2018 Chevrolet Bolt EV: Plug and play?
Price: $43,905 as tested; $40,905 base price. Driving confidence package added $495. More options discussed throughout.
Conventional wisdom: Car and Driver likes the "sprightly acceleration, long driving range, spacious cabin," but not the "dorky styling, cheap interior materials, gets costly with key options."
Marketer's pitch: "Forward thinking that takes you farther."
Reality: Almost ready for everyday driving. Well, weather permitting.
No comparison: Comparing the Tesla Model 3 and the Chevrolet Bolt as electric vehicles is a lot like me comparing the Audi A3 and the Hyundai Accent because they're both gasoline-powered vehicles. It's not fair.
What it is: The all-new electric hatchback looks quite like a Spark and offers a long range — 238 miles advertised. That's along the lines of the Model 3, but the Model 3 also has an extended range battery option that goes 310 miles. But the price is about $12,000 more.
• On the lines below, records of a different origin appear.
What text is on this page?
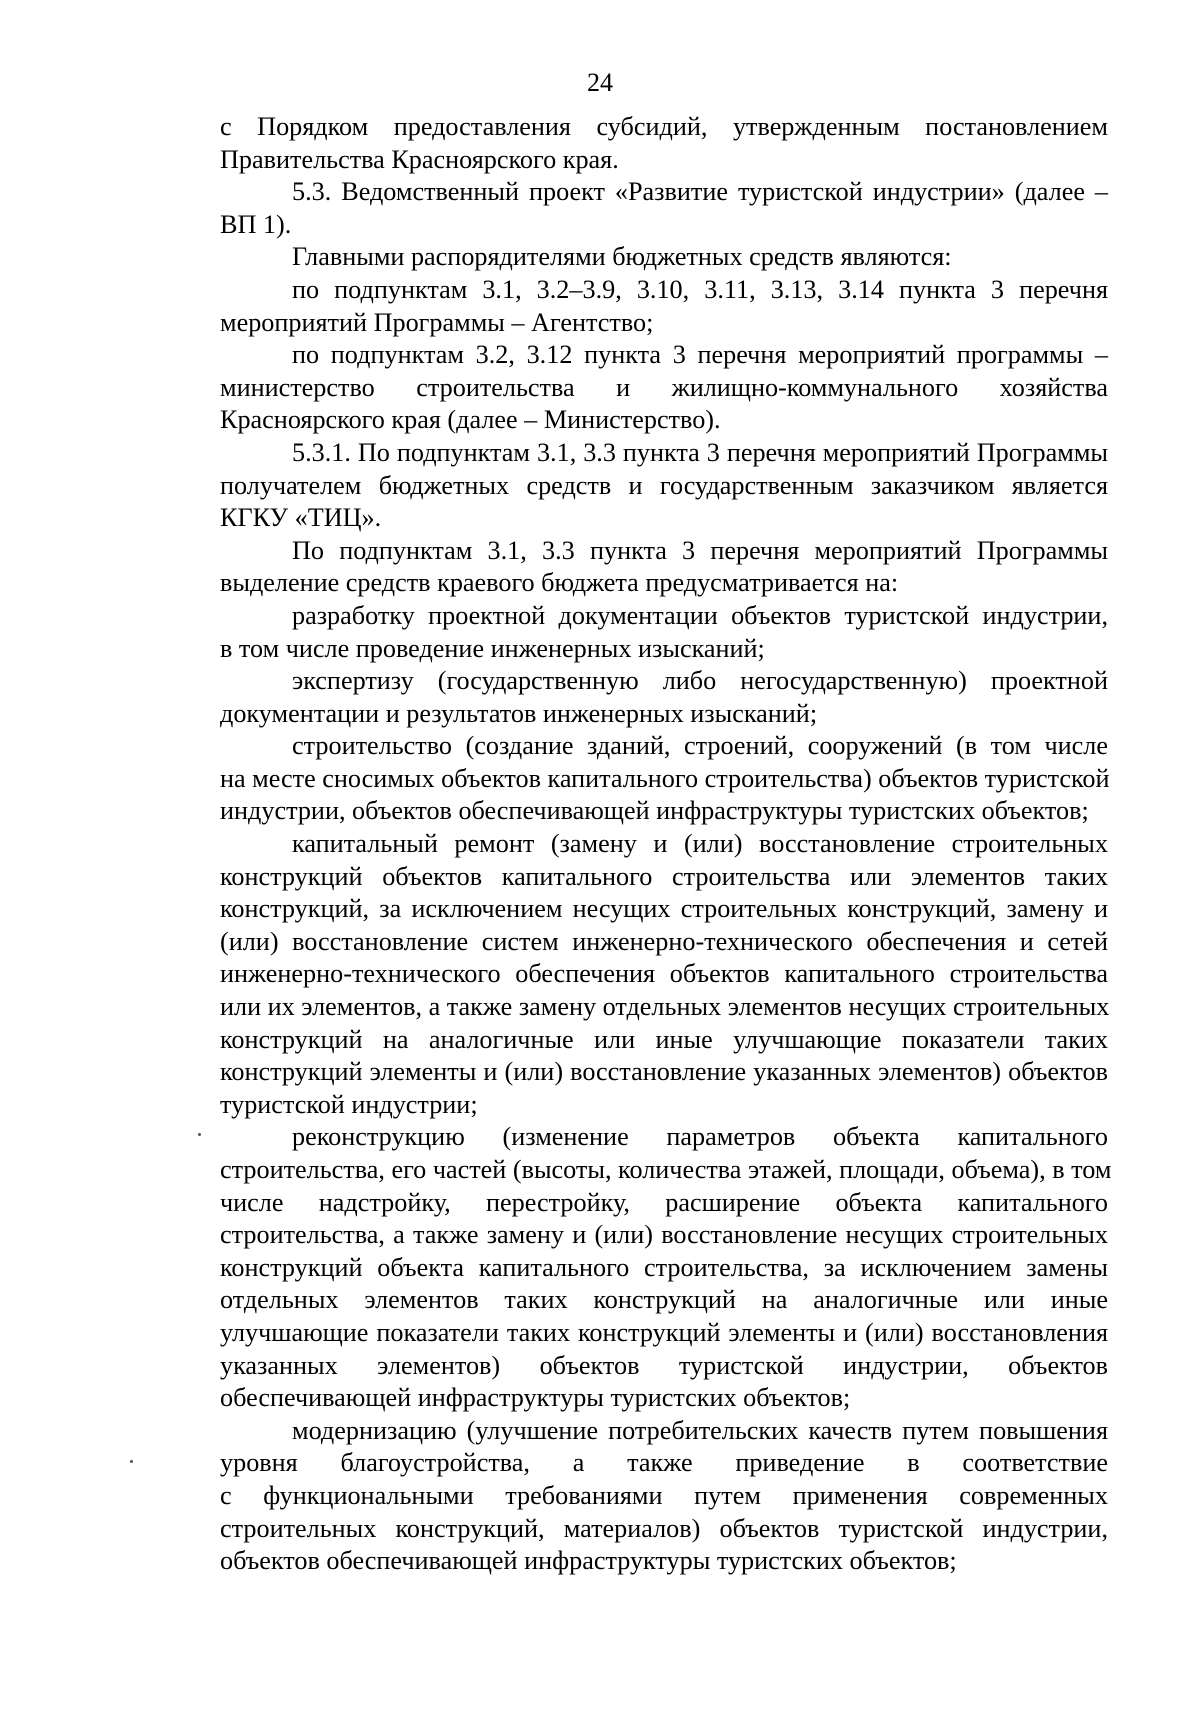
24

с Порядком предоставления субсидий, утвержденным постановлением
Правительства Красноярского края.

5.3. Ведомственный проект «Развитие туристской индустрии» (далее –
ВП 1).

Главными распорядителями бюджетных средств являются:

по подпунктам 3.1, 3.2–3.9, 3.10, 3.11, 3.13, 3.14 пункта 3 перечня
мероприятий Программы – Агентство;

по подпунктам 3.2, 3.12 пункта 3 перечня мероприятий программы –
министерство строительства и жилищно-коммунального хозяйства
Красноярского края (далее – Министерство).

5.3.1. По подпунктам 3.1, 3.3 пункта 3 перечня мероприятий Программы
получателем бюджетных средств и государственным заказчиком является
КГКУ «ТИЦ».

По подпунктам 3.1, 3.3 пункта 3 перечня мероприятий Программы
выделение средств краевого бюджета предусматривается на:

разработку проектной документации объектов туристской индустрии,
в том числе проведение инженерных изысканий;

экспертизу (государственную либо негосударственную) проектной
документации и результатов инженерных изысканий;

строительство (создание зданий, строений, сооружений (в том числе
на месте сносимых объектов капитального строительства) объектов туристской
индустрии, объектов обеспечивающей инфраструктуры туристских объектов;

капитальный ремонт (замену и (или) восстановление строительных
конструкций объектов капитального строительства или элементов таких
конструкций, за исключением несущих строительных конструкций, замену и
(или) восстановление систем инженерно-технического обеспечения и сетей
инженерно-технического обеспечения объектов капитального строительства
или их элементов, а также замену отдельных элементов несущих строительных
конструкций на аналогичные или иные улучшающие показатели таких
конструкций элементы и (или) восстановление указанных элементов) объектов
туристской индустрии;

реконструкцию (изменение параметров объекта капитального
строительства, его частей (высоты, количества этажей, площади, объема), в том
числе надстройку, перестройку, расширение объекта капитального
строительства, а также замену и (или) восстановление несущих строительных
конструкций объекта капитального строительства, за исключением замены
отдельных элементов таких конструкций на аналогичные или иные
улучшающие показатели таких конструкций элементы и (или) восстановления
указанных элементов) объектов туристской индустрии, объектов
обеспечивающей инфраструктуры туристских объектов;

модернизацию (улучшение потребительских качеств путем повышения
уровня благоустройства, а также приведение в соответствие
с функциональными требованиями путем применения современных
строительных конструкций, материалов) объектов туристской индустрии,
объектов обеспечивающей инфраструктуры туристских объектов;
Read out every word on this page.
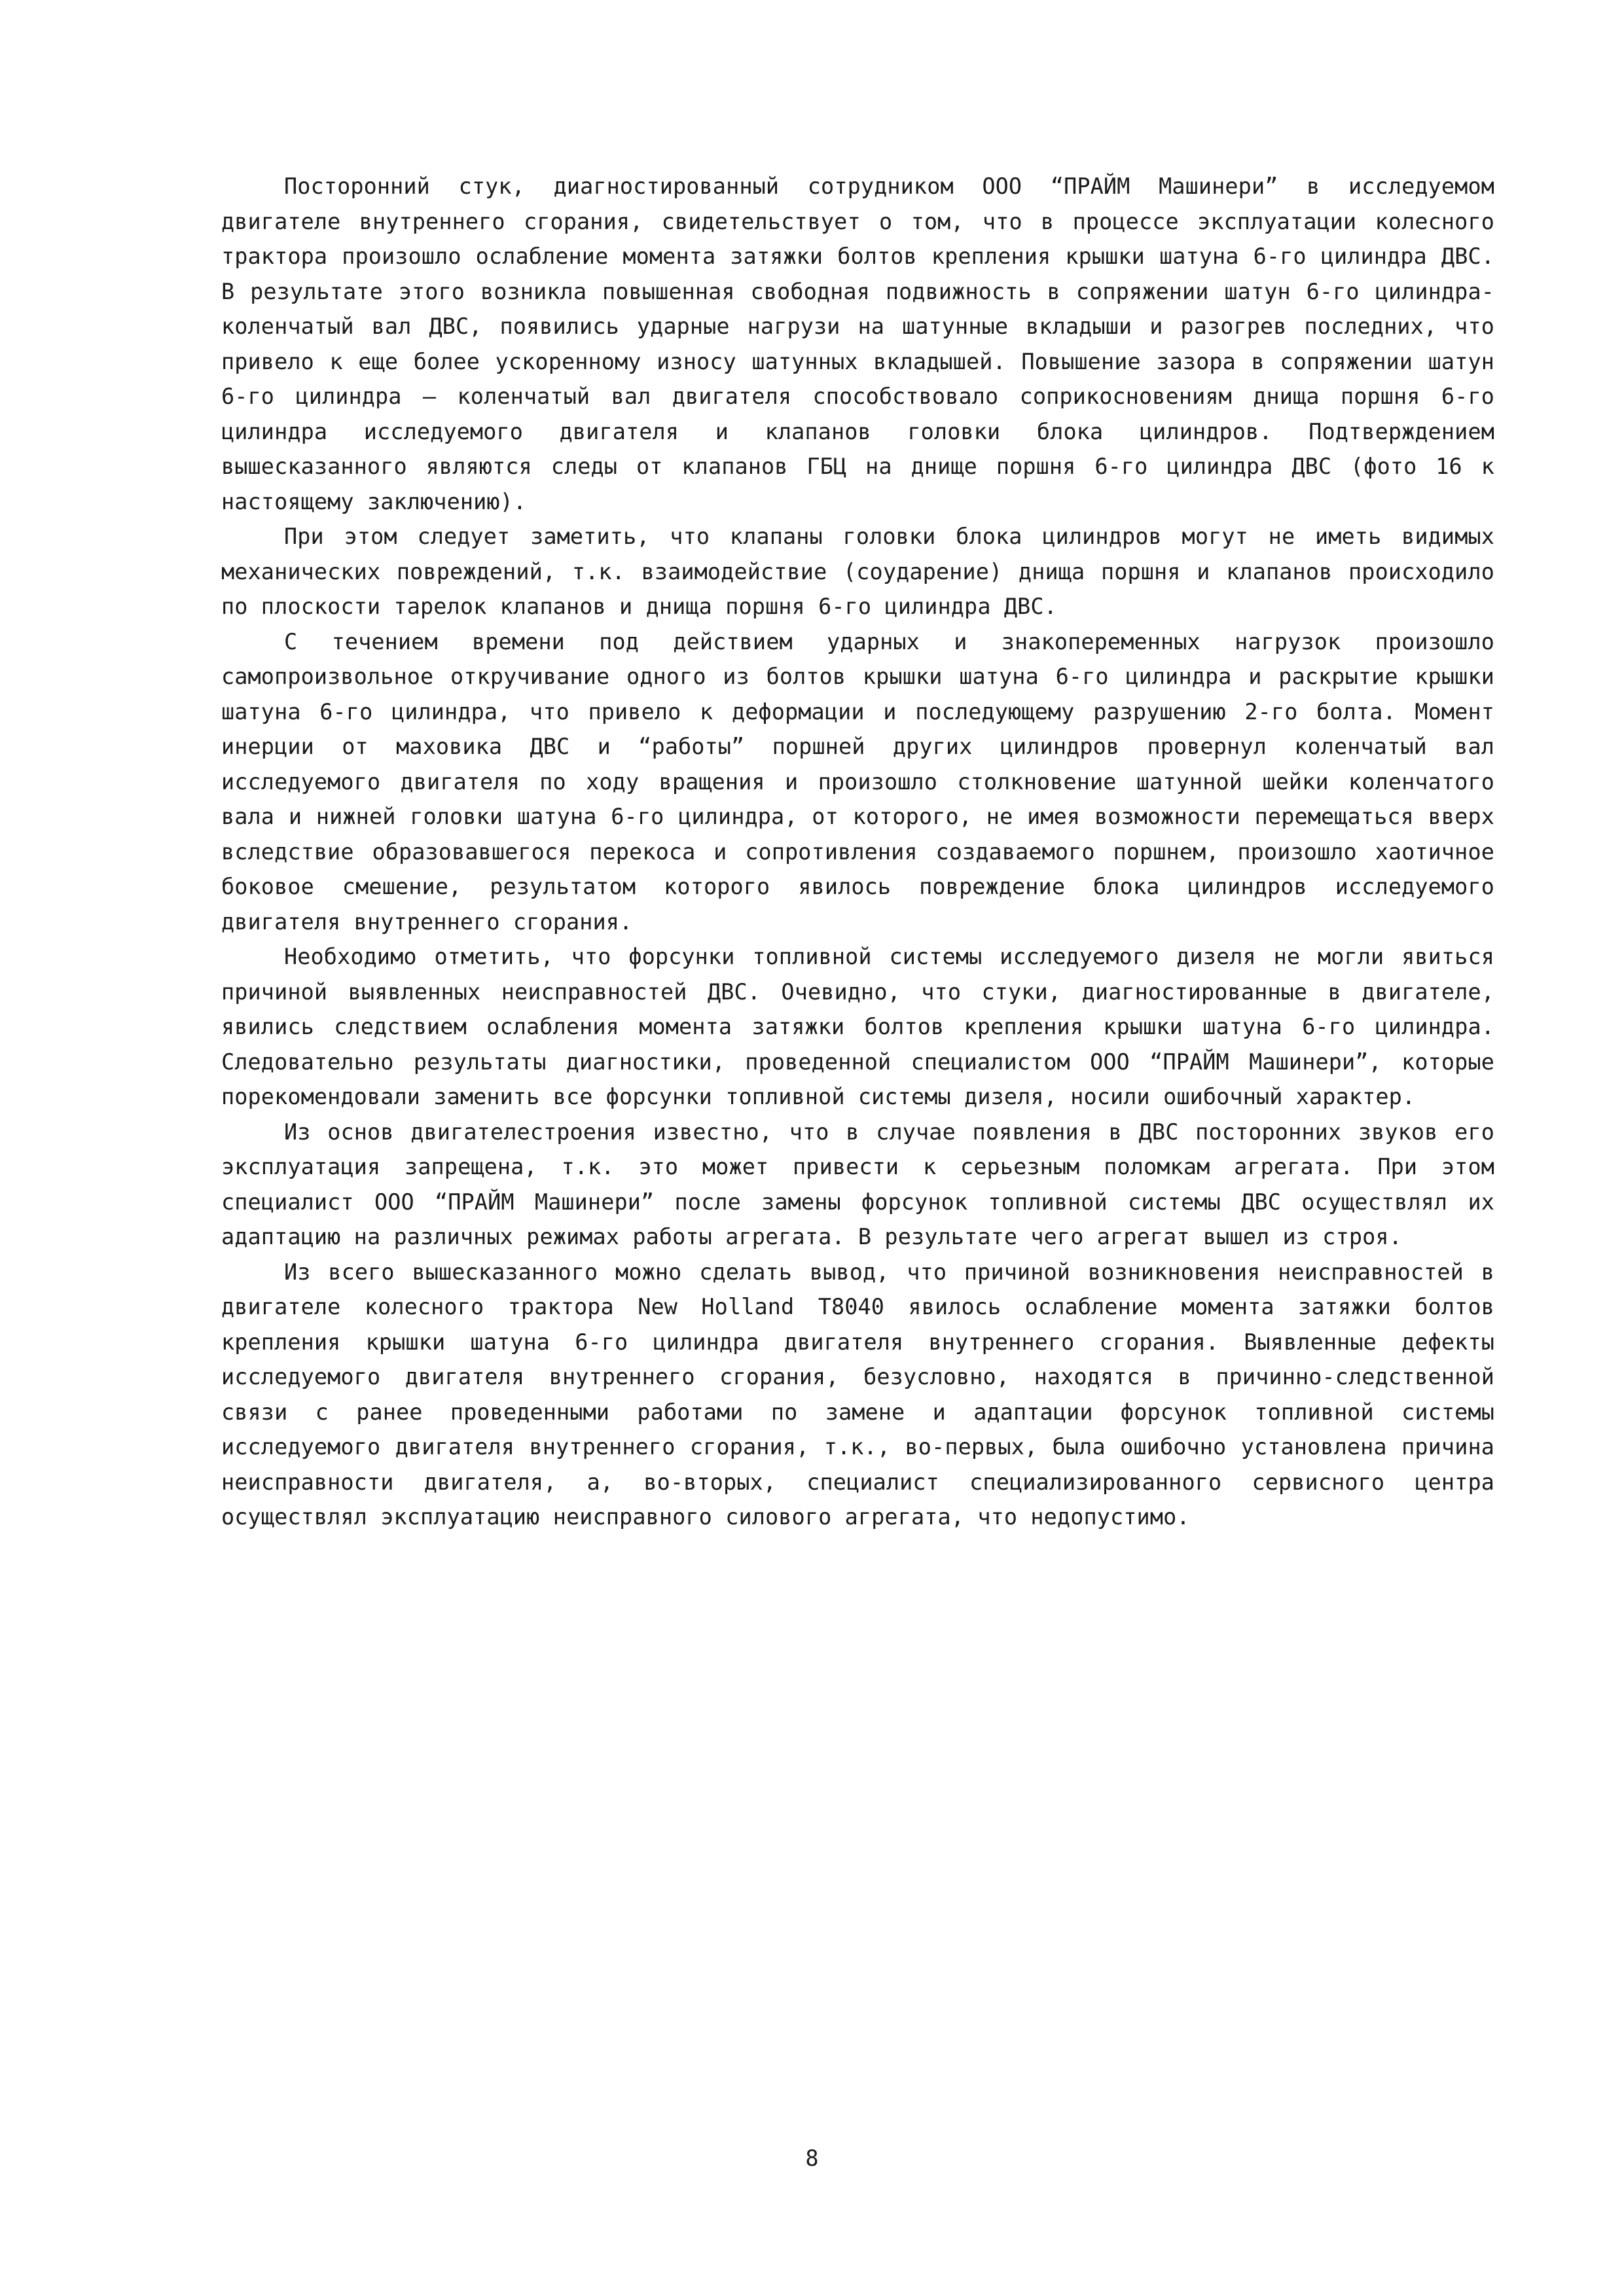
Посторонний стук, диагностированный сотрудником ООО “ПРАЙМ Машинери” в исследуемом двигателе внутреннего сгорания, свидетельствует о том, что в процессе эксплуатации колесного трактора произошло ослабление момента затяжки болтов крепления крышки шатуна 6-го цилиндра ДВС. В результате этого возникла повышенная свободная подвижность в сопряжении шатун 6-го цилиндра-коленчатый вал ДВС, появились ударные нагрузи на шатунные вкладыши и разогрев последних, что привело к еще более ускоренному износу шатунных вкладышей. Повышение зазора в сопряжении шатун 6-го цилиндра – коленчатый вал двигателя способствовало соприкосновениям днища поршня 6-го цилиндра исследуемого двигателя и клапанов головки блока цилиндров. Подтверждением вышесказанного являются следы от клапанов ГБЦ на днище поршня 6-го цилиндра ДВС (фото 16 к настоящему заключению).

При этом следует заметить, что клапаны головки блока цилиндров могут не иметь видимых механических повреждений, т.к. взаимодействие (соударение) днища поршня и клапанов происходило по плоскости тарелок клапанов и днища поршня 6-го цилиндра ДВС.

С течением времени под действием ударных и знакопеременных нагрузок произошло самопроизвольное откручивание одного из болтов крышки шатуна 6-го цилиндра и раскрытие крышки шатуна 6-го цилиндра, что привело к деформации и последующему разрушению 2-го болта. Момент инерции от маховика ДВС и “работы” поршней других цилиндров провернул коленчатый вал исследуемого двигателя по ходу вращения и произошло столкновение шатунной шейки коленчатого вала и нижней головки шатуна 6-го цилиндра, от которого, не имея возможности перемещаться вверх вследствие образовавшегося перекоса и сопротивления создаваемого поршнем, произошло хаотичное боковое смешение, результатом которого явилось повреждение блока цилиндров исследуемого двигателя внутреннего сгорания.

Необходимо отметить, что форсунки топливной системы исследуемого дизеля не могли явиться причиной выявленных неисправностей ДВС. Очевидно, что стуки, диагностированные в двигателе, явились следствием ослабления момента затяжки болтов крепления крышки шатуна 6-го цилиндра. Следовательно результаты диагностики, проведенной специалистом ООО “ПРАЙМ Машинери”, которые порекомендовали заменить все форсунки топливной системы дизеля, носили ошибочный характер.

Из основ двигателестроения известно, что в случае появления в ДВС посторонних звуков его эксплуатация запрещена, т.к. это может привести к серьезным поломкам агрегата. При этом специалист ООО “ПРАЙМ Машинери” после замены форсунок топливной системы ДВС осуществлял их адаптацию на различных режимах работы агрегата. В результате чего агрегат вышел из строя.

Из всего вышесказанного можно сделать вывод, что причиной возникновения неисправностей в двигателе колесного трактора New Holland T8040 явилось ослабление момента затяжки болтов крепления крышки шатуна 6-го цилиндра двигателя внутреннего сгорания. Выявленные дефекты исследуемого двигателя внутреннего сгорания, безусловно, находятся в причинно-следственной связи с ранее проведенными работами по замене и адаптации форсунок топливной системы исследуемого двигателя внутреннего сгорания, т.к., во-первых, была ошибочно установлена причина неисправности двигателя, а, во-вторых, специалист специализированного сервисного центра осуществлял эксплуатацию неисправного силового агрегата, что недопустимо.

8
Charging … charging: I'm sitting at the EVGo charging station on Columbus Boulevard in Philadelphia. It's 12:51 p.m.
The website told me I could get to 80 percent charge in just half an hour.
The dashboard — when I finally got the machine set up properly — informed me that I'd have 80 percent charge at 2 p.m. That's an hour and 10 minutes by my count. But in the end, it took only about 50 minutes to get the Bolt there.
Fortunately, I had the time, but normally I don't. And this is after paying $750 for DC fast charging provisions.
Electric life: If you're buying a Bolt or a Tesla, the first consideration needs to be range. And infrastructure.
My life is built on the internal-combustion engine. I drive 25 miles to teach three days a week. One day, that is followed by a 55-mile trip to work. Then 42 miles back home. Bye-bye, juice. I'll need to figure out a place to plug in.
Out in the cold: And battery charge is complicated by the weather.
If you don't live in San Diego or the Mediterranean coast, forget everything you've read about electric vehicle ranges. A slight dip in temperatures to the 30s and 40s drained the battery capacity and turned the Bolt 230-mile range into about 180.
Teslas are not immune to this either — the long-range Model 3 will likely have 200 of its 310-mile maximum available, according to owners' comments.
Up to speed: Pickup in electric vehicles is super fast. The vehicle gets to 60 mph in just 6.5 seconds, according to Car and Driver. And no transmission is required, so shifts are nonexistent.
Feeling Low: Low mode on the gear selector does offer extra power from regenerative braking. In that mode, the brake pedal becomes almost optional because lifting one's foot from the accelerator starts the brakes engaging.
On the curves: The Bolt handles like the light, tiny car it is. Zipping around turns is fine, but the car does lean a bit and the handling is not exciting.
Driver's Seat: The Bolt seats feel like Econobox seats — a little on the small side, thinly padded and kind of uncomfortable. The Lovely Mrs. Passenger Seat felt they fit her well, so they're better for smaller people.
Controls: Where the Model 3 feels like a whole new world, the Bolt feels like a Chevy. The steering wheel buttons are the same I've seen in GM models since I started this gig almost eight years ago, and I think they're looking a little tired.
Friends and stuff: The Bolt beats the Model 3 for roominess. Passengers sit tall, so rear-seat guests feel well accommodated. Sturgis Kid 4.0 enjoyed the spacious legroom for his 6-foot-2-inch frame; it's a bit more roomy than the Model 3.
The hatchback offers plenty of storage: 56.6 cubic feet with the rear seat folded down.
Play some tunes: The Bose Premium stereo ($485) in the Bolt EV has the uncanny ability to play things clearly; I noticed parts in songs I'd never really heard before and even couldn't believe I was hearing my favorite live version of a Tom Petty song. Even so, the songs just mostly sounded somehow wrong.
Still, clarity is far more than most stereos offer, so A-.
Volume is controlled via a dial, and skip tracks or change stations through arrows.
Where it's built: Lake Orion, Mich.
How it's built: Consumer Reports predicts its reliability to be a 5 out of 5.
In the end: Anyone planning to buy a fully electrified vehicle needs to invest in a home charger — or at least a 240-volt outlet in the garage. But you also have to think about where you live and work.
Now perhaps this is simply showing me the ridiculousness of my lifestyle. But I'm stuck with it for now — and even if I could change, what if I'm stuck with it again later?
So I salute people who are going this route, and I wanted to get solidly behind the EV movement. The Tesla experience moved me there, but the reality of cold weather and batteries — not so much the Bolt EV — brought me back down to earth.